Furthermore, to determine the effect of remimazolam on advanced inflammatory response, we measured the phosphorylation of AKT, P38, and ERK1/2 after LPS treatment in RAW264.7 cells. ERK1/2, P38, and AKT phosphorylation were measured 1, 3, or 6 h respectively after LPS treatment with or without remimazolam pretreatment. As shown in Figures 3K–M, LPS promoted the phosphorylation of ERK1/2, P38, and AKT at all time points and this effect could be inhibited by remimazolam in 3 or 6 h. Then, we verified this result in BMDM (Figures 3N–Q). Collectively, these results support the notion that the suppressive effect of remimazolam on LPS-induced macrophages activation is through preventing MAPK and PI3K signaling pathway.
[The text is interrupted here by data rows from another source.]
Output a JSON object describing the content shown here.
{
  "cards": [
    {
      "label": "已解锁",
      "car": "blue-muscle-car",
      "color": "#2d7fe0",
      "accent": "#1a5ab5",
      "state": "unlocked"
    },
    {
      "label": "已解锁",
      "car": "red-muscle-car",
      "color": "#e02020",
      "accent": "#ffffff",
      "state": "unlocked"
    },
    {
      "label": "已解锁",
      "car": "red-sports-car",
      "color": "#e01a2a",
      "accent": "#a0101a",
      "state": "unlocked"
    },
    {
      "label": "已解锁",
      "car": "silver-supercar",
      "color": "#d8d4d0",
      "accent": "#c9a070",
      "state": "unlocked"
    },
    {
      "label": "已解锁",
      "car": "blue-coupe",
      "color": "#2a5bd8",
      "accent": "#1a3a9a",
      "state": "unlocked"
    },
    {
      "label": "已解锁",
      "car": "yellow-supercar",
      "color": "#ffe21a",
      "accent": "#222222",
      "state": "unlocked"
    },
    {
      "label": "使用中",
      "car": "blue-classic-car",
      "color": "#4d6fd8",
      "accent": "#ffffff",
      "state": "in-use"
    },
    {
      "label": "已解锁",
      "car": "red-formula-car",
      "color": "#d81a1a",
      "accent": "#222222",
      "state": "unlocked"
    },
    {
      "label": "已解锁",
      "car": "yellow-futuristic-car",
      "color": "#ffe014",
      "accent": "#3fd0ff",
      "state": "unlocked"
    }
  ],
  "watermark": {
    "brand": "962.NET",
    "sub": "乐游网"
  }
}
TLR4 activation is a tightly regulated process. In addition to directly regulating different signaling pathways, the amount of TLR4/ MD-2 present on the cell surface also controls the LPS response. Based on this, we measured the effect of remimazolam pretreatment in cell surface TLR4 expression after LPS treatment by using flow cytometry. At 12 h after LPS treatment, TLR4 expression on the surface of RAW264.7 cells was increased ∼6 fold as compared with the control group, and this increase could be partially inhibited by remimazolam (Figures 4A,B). This alteration was observed in BMDM as well (Figures 4C,D).

Next, we decided to verify if this change also happened in vivo. As shown in Figures 4E,F, where in contract to LPS group, the amount of TLR4 on the surface of peritoneal macrophages from Re plus LPS group was markedly decreased than the former at 12 h after LPS treatment. These findings indicate that remimazolam inhibits LPS-induced upregulation of macrophage surface TLR4 expression.

Our previous study demonstrated that Rab5a-mediated internalization of TLR4 results in increased cell surface expression of the receptors (Tang et al., 2020). Pretreatment of RAW264.7 cells (Figures 5A,B) and BMDM (Figures 5C,D) with remimazolam given 20 min prior to LPS effectively inhibited the expression of Rab5a at protein level at 6, 12, and 24 h after LPS treatment. We further determined whether remimazolam modulates Rab5a in the progress of blocking macrophage activation. As shown in Figure 5E, remimazolam pretreatment attenuated the colocalization between early Rab5a and TLR4 at 1 h after LPS treatment in RAW264.7 cells by confocal immunoluorescence microscopy. Collectively, these results indicate that remimazolam regulates functions and expressions of Rab5a, and consequently enhanced late phase cell surface expression of TLR4 in response to LPS.

Therefore, we studied macrophage with PBR knockout. Knockdown efficiency is shown in Figures 6A,B. However, we found that the inhibition of remimazolam on MAPK and PI3K signaling pathway proteins in response to LPS did not reverse after PBR knockout in RAW264.7 cells (Figures 6C–F). These results indicated that remimazolam could not inhibit the inflammatory response by binding PBR in macrophage.